Initial reports from the UK’s farming community have indicated a significant split between farmers who have applied for the basic payment scheme (BPS); with some facing a long wait, while their neighbours have already received their payment.
The Rural Payments Agency (RPA) promised farmers that they would receive their funding from the BPS by January, with the majority receiving it at the start of December.
However, new figures show that some 33,000 claimants were paid a total of £261 million in England alone on 1 December – the first day of the payment window.
But many farmers face an uncertain wait especially in Scotland, where just one in four claimants is expected to receive 70 per cent of their money by the end of the month.

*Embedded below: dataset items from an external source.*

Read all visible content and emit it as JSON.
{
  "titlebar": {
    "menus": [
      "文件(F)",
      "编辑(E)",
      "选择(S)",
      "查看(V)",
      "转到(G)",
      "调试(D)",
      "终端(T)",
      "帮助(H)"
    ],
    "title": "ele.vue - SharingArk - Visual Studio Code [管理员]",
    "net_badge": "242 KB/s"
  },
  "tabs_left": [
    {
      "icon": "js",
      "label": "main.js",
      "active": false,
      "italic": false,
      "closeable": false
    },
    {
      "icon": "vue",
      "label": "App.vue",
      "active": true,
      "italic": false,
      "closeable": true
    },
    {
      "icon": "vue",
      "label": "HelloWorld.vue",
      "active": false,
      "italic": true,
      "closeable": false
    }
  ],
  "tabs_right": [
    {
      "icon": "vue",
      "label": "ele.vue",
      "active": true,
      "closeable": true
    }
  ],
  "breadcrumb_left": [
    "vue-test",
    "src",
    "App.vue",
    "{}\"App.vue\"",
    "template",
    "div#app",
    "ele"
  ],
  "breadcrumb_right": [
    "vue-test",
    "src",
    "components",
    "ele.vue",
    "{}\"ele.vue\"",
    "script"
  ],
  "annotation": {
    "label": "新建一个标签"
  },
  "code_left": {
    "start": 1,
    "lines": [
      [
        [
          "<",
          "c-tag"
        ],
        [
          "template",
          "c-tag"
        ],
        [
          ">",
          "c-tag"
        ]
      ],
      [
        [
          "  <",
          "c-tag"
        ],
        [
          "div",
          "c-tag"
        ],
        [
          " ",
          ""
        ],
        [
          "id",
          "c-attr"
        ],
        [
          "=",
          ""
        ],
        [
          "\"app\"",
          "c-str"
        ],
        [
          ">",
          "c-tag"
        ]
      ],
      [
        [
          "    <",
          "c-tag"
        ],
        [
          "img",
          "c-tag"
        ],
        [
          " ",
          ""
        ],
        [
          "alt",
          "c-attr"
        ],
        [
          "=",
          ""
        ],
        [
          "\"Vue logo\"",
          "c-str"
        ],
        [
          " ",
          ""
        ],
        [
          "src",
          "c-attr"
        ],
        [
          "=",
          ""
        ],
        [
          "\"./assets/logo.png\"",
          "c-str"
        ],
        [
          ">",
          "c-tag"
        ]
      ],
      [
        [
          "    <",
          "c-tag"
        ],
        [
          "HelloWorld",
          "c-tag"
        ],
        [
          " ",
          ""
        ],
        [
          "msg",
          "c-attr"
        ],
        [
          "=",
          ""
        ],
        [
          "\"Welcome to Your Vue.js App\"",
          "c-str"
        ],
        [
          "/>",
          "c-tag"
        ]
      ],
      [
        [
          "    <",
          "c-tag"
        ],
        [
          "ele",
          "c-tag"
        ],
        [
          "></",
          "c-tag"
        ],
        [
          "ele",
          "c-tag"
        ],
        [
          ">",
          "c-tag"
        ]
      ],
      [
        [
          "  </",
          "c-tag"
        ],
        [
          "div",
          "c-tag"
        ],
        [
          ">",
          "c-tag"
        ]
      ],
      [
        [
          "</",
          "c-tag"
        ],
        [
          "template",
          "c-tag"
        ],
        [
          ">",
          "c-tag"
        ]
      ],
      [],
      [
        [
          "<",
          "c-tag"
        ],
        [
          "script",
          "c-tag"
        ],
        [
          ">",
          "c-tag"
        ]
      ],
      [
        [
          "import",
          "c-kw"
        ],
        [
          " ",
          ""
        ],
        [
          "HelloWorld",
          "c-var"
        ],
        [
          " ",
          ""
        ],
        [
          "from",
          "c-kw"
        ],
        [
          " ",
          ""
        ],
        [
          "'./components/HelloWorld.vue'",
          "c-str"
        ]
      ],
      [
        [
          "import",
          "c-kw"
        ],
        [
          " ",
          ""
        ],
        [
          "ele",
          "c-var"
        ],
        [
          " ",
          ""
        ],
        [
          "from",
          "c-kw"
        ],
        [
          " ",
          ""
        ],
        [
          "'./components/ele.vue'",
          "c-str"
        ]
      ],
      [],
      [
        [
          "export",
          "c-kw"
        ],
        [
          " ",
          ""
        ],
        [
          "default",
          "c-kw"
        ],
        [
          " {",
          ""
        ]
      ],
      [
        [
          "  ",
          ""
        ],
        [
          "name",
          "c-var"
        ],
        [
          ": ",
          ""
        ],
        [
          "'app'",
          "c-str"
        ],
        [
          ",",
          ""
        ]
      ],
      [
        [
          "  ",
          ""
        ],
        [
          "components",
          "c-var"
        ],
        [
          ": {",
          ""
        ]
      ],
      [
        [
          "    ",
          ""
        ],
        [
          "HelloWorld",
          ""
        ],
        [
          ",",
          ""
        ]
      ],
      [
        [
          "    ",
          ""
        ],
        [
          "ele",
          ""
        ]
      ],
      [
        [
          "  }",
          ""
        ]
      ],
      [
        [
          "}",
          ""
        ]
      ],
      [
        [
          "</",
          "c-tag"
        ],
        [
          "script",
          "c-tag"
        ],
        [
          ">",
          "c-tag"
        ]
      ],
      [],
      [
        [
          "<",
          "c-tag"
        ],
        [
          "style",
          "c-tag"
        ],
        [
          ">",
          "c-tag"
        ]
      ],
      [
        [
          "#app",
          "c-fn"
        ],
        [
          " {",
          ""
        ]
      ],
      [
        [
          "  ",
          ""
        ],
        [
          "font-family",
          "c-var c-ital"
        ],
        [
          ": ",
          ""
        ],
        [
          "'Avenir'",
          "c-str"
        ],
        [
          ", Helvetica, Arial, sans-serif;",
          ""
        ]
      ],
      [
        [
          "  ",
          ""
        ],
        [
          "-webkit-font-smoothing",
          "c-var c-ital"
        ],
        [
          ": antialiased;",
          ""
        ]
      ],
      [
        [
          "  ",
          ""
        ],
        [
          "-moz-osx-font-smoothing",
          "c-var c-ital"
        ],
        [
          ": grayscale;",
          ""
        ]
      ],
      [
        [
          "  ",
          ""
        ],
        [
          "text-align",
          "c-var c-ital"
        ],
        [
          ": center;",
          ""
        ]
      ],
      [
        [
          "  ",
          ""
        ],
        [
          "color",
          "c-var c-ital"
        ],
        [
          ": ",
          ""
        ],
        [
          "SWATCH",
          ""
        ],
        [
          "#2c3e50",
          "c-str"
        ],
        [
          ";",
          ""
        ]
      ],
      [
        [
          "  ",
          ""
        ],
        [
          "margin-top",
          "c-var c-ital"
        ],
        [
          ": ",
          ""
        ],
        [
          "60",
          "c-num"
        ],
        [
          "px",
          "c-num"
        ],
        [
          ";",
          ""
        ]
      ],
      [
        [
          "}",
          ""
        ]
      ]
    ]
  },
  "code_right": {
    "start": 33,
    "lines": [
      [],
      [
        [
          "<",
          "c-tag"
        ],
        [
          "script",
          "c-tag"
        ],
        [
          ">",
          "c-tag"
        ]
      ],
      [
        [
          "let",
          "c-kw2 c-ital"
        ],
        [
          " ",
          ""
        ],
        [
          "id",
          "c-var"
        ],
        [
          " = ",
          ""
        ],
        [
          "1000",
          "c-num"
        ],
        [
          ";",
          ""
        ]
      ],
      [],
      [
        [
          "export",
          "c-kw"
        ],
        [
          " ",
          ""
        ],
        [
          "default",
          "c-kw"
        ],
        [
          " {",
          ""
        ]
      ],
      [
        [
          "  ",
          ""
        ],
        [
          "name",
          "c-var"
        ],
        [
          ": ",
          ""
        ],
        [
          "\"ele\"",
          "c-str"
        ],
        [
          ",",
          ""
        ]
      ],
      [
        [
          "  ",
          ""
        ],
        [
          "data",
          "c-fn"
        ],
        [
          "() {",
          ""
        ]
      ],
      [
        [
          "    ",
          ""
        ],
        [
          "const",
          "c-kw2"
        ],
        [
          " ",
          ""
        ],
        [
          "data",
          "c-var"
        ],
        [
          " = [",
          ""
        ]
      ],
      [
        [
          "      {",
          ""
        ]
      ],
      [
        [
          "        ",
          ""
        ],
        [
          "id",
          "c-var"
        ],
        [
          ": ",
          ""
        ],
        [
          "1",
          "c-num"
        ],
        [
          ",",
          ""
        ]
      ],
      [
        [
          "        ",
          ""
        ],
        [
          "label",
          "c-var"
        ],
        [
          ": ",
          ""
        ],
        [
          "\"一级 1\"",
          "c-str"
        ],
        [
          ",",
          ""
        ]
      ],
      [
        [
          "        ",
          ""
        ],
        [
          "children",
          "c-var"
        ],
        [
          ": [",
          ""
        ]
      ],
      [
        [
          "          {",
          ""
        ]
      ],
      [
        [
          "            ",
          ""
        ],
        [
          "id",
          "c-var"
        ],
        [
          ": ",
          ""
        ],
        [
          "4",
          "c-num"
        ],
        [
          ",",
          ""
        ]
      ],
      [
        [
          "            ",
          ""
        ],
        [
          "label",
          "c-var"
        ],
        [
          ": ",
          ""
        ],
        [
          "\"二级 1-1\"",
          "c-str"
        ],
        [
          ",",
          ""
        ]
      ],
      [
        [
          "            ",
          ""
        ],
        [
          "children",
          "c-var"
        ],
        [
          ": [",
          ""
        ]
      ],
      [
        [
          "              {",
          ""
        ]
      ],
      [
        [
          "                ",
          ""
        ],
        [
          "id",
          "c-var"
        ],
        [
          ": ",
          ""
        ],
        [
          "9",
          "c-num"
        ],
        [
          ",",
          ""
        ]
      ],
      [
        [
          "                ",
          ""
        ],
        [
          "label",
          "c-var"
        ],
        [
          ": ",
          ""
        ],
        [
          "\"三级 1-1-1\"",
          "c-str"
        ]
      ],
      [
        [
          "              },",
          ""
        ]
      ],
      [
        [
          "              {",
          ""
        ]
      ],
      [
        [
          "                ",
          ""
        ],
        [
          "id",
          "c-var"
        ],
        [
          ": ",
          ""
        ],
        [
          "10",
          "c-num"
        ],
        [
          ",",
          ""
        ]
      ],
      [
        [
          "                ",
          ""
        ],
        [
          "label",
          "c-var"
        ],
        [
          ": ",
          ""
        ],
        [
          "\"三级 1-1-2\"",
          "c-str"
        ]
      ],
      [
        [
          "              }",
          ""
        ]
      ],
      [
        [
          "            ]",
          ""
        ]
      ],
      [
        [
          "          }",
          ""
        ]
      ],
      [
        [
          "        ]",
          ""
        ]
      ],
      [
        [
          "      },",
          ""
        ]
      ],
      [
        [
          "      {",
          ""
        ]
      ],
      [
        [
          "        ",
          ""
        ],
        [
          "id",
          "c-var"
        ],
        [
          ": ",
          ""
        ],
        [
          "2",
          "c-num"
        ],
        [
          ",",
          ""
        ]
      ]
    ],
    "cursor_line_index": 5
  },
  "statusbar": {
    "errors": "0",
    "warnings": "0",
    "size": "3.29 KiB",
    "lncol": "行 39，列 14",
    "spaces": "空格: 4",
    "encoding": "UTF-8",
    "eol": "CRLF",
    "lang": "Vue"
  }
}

Banks and other lenders have been asked to remain patient with their farming customers while they wait for them to receive their funding.
In response to the lack of payments in some areas, the RPA said its focus had always been on releasing the money to farmers in what had been a challenging year for the new basic payments scheme in England. Payments made so far to farmers represented at least 38 per cent of those who claimed, it added.
According to many farmers, the agency appears to be initially focusing on smaller and easier-to-settle claims. The debate has been fuelled even further by an average pay-out of less than £8,000 per recipient and the fact that there are still more than 50,000 farmers in England left to receive their payment.
Guy Smith, NFU vice-president, said: “When the RPA starts talking about a percentage, we want to see value as well as volume going out. We do not want to see one million £10 cheques. We want to see a good cross-section of payment claims going out.”
“A significant amount of money has gone out – and we have to congratulate the RPA for that. But the fact they have only paid just over one-third of applicants increases the anxiety among the have-nots.”